If the Ryzen 5000 Series doesn’t offer enough performance for you, you’ll be glad to hear that AMD’s most powerful processor will soon be available to buy as a standalone component. As AnandTech reports, the Threadripper Pro will soon go on general sale after AMD’s exclusivity deal with Lenovo came to an end. The agreement had previously meant devices like the ThinkStation P620 had first dibs on the chips, but this will no longer be the case. While we don’t know the exact price, the Threadripper Pro will be much more expensive than even the Ryzen 9 5950X.

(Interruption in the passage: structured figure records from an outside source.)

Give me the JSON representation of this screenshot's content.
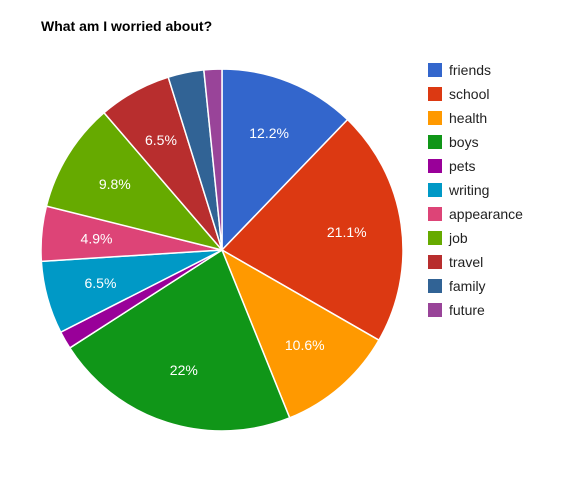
{
  "chart_data": {
    "type": "pie",
    "title": "What am I worried about?",
    "legend_position": "right",
    "start_angle_degrees": 0,
    "slices": [
      {
        "label": "friends",
        "value": 12.2,
        "value_label": "12.2%",
        "color": "#3366cc"
      },
      {
        "label": "school",
        "value": 21.1,
        "value_label": "21.1%",
        "color": "#dc3912"
      },
      {
        "label": "health",
        "value": 10.6,
        "value_label": "10.6%",
        "color": "#ff9900"
      },
      {
        "label": "boys",
        "value": 22.0,
        "value_label": "22%",
        "color": "#109618"
      },
      {
        "label": "pets",
        "value": 1.6,
        "value_label": "",
        "color": "#990099"
      },
      {
        "label": "writing",
        "value": 6.5,
        "value_label": "6.5%",
        "color": "#0099c6"
      },
      {
        "label": "appearance",
        "value": 4.9,
        "value_label": "4.9%",
        "color": "#dd4477"
      },
      {
        "label": "job",
        "value": 9.8,
        "value_label": "9.8%",
        "color": "#66aa00"
      },
      {
        "label": "travel",
        "value": 6.5,
        "value_label": "6.5%",
        "color": "#b82e2e"
      },
      {
        "label": "family",
        "value": 3.2,
        "value_label": "",
        "color": "#316395"
      },
      {
        "label": "future",
        "value": 1.6,
        "value_label": "",
        "color": "#994499"
      }
    ]
  }
}
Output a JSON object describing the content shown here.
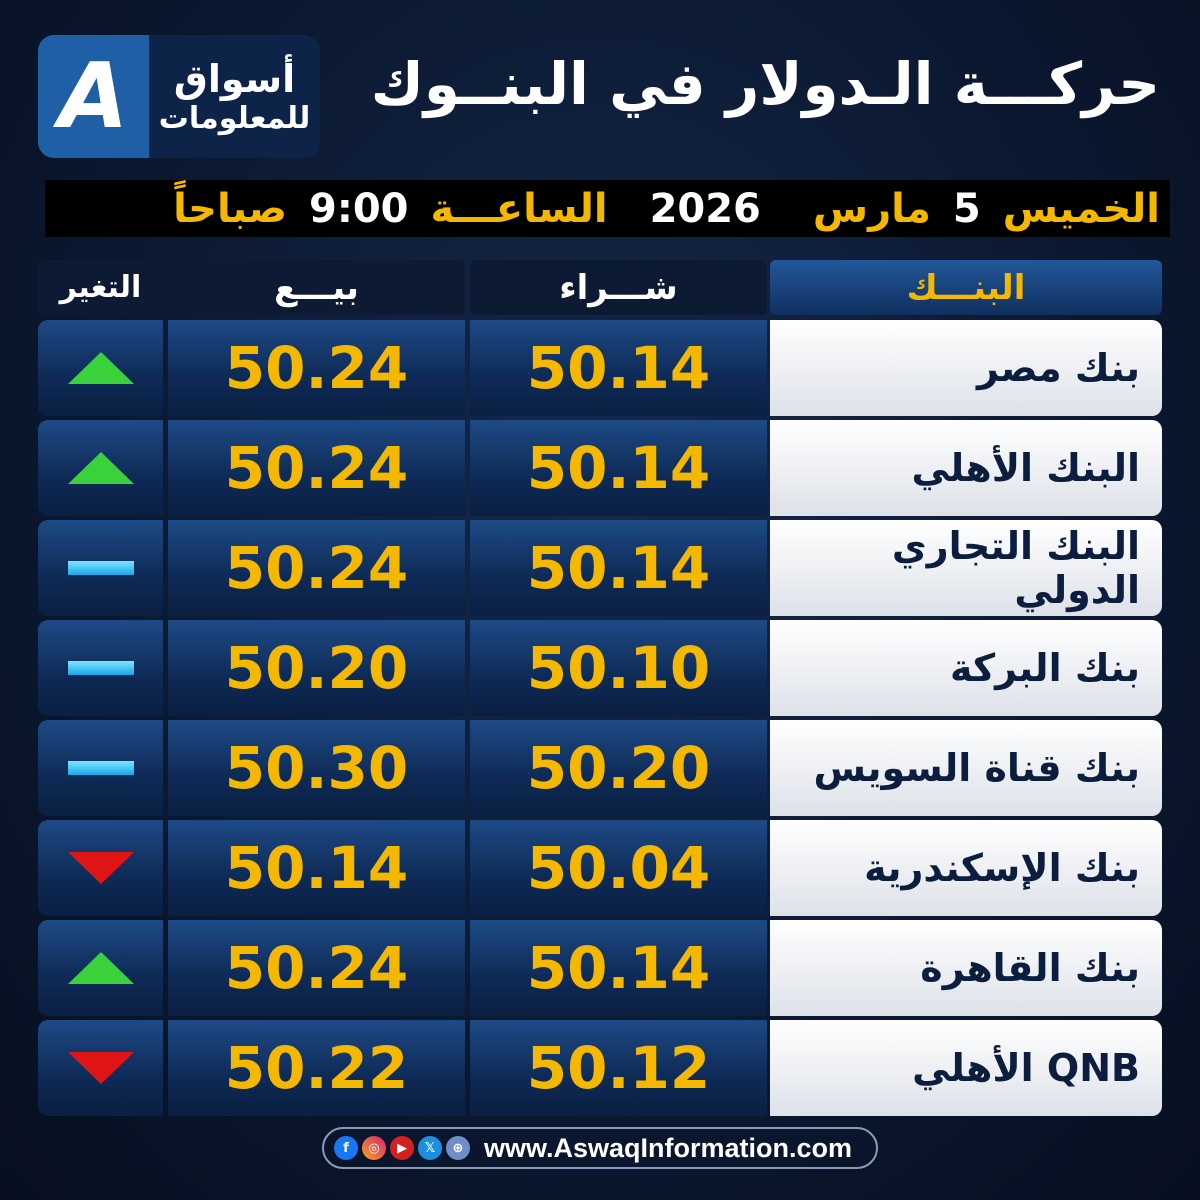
{
  "logo": {
    "letter": "A",
    "line1": "أسواق",
    "line2": "للمعلومات"
  },
  "title": "حركـــة الـدولار في البنــوك",
  "date": {
    "day": "الخميس",
    "daynum": "5",
    "month": "مارس",
    "year": "2026",
    "hour_label": "الساعـــة",
    "time": "9:00",
    "period": "صباحاً"
  },
  "headers": {
    "bank": "البنـــك",
    "buy": "شـــراء",
    "sell": "بيـــع",
    "change": "التغير"
  },
  "rows": [
    {
      "bank": "بنك مصر",
      "buy": "50.14",
      "sell": "50.24",
      "change": "up"
    },
    {
      "bank": "البنك الأهلي",
      "buy": "50.14",
      "sell": "50.24",
      "change": "up"
    },
    {
      "bank": "البنك التجاري الدولي",
      "buy": "50.14",
      "sell": "50.24",
      "change": "flat"
    },
    {
      "bank": "بنك البركة",
      "buy": "50.10",
      "sell": "50.20",
      "change": "flat"
    },
    {
      "bank": "بنك قناة السويس",
      "buy": "50.20",
      "sell": "50.30",
      "change": "flat"
    },
    {
      "bank": "بنك الإسكندرية",
      "buy": "50.04",
      "sell": "50.14",
      "change": "down"
    },
    {
      "bank": "بنك القاهرة",
      "buy": "50.14",
      "sell": "50.24",
      "change": "up"
    },
    {
      "bank": "QNB الأهلي",
      "buy": "50.12",
      "sell": "50.22",
      "change": "down"
    }
  ],
  "footer": {
    "url": "www.AswaqInformation.com",
    "icons": [
      "facebook-icon",
      "instagram-icon",
      "youtube-icon",
      "x-icon",
      "globe-icon"
    ]
  },
  "colors": {
    "accent": "#f5b800",
    "up": "#3ad13a",
    "down": "#e01515",
    "flat": "#17a8e8"
  }
}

If that isn’t enough power for you, AMD has also announced that the Ryzen Threadripper Pro desktop processors are now available globally. Described as ‘the ultimate processor for the professional workstation’, the new 3995WX, 3975WX, and 3955WX chips offer up to 64 cores, 8 channels of memory and 128 PCIe Gen 4 lanes. They’re based on the 7nm processor, and will come built into to many high-end desktop PCs.
Alongside the Zen 3 announcement, AMD also confirmed that the Zen 4 architecture was on track and under development. That’s when the company are expected to move to a 5nm process, although that won’t arrive until 2022.
AMD launched the Ryzen 5000 laptop chips at CES in January 2021, with most new chips based on the Zen 3 architecture. Desktop fans will be more interested in the recently-released ‘Big Navi’ series of GPUs, known as the Radeon RX 6000 Series.
Looking ahead to the next generation, we already have a guide to the Ryzen 6000 Series, which we’d expect to begin with desktops chips in the autumn.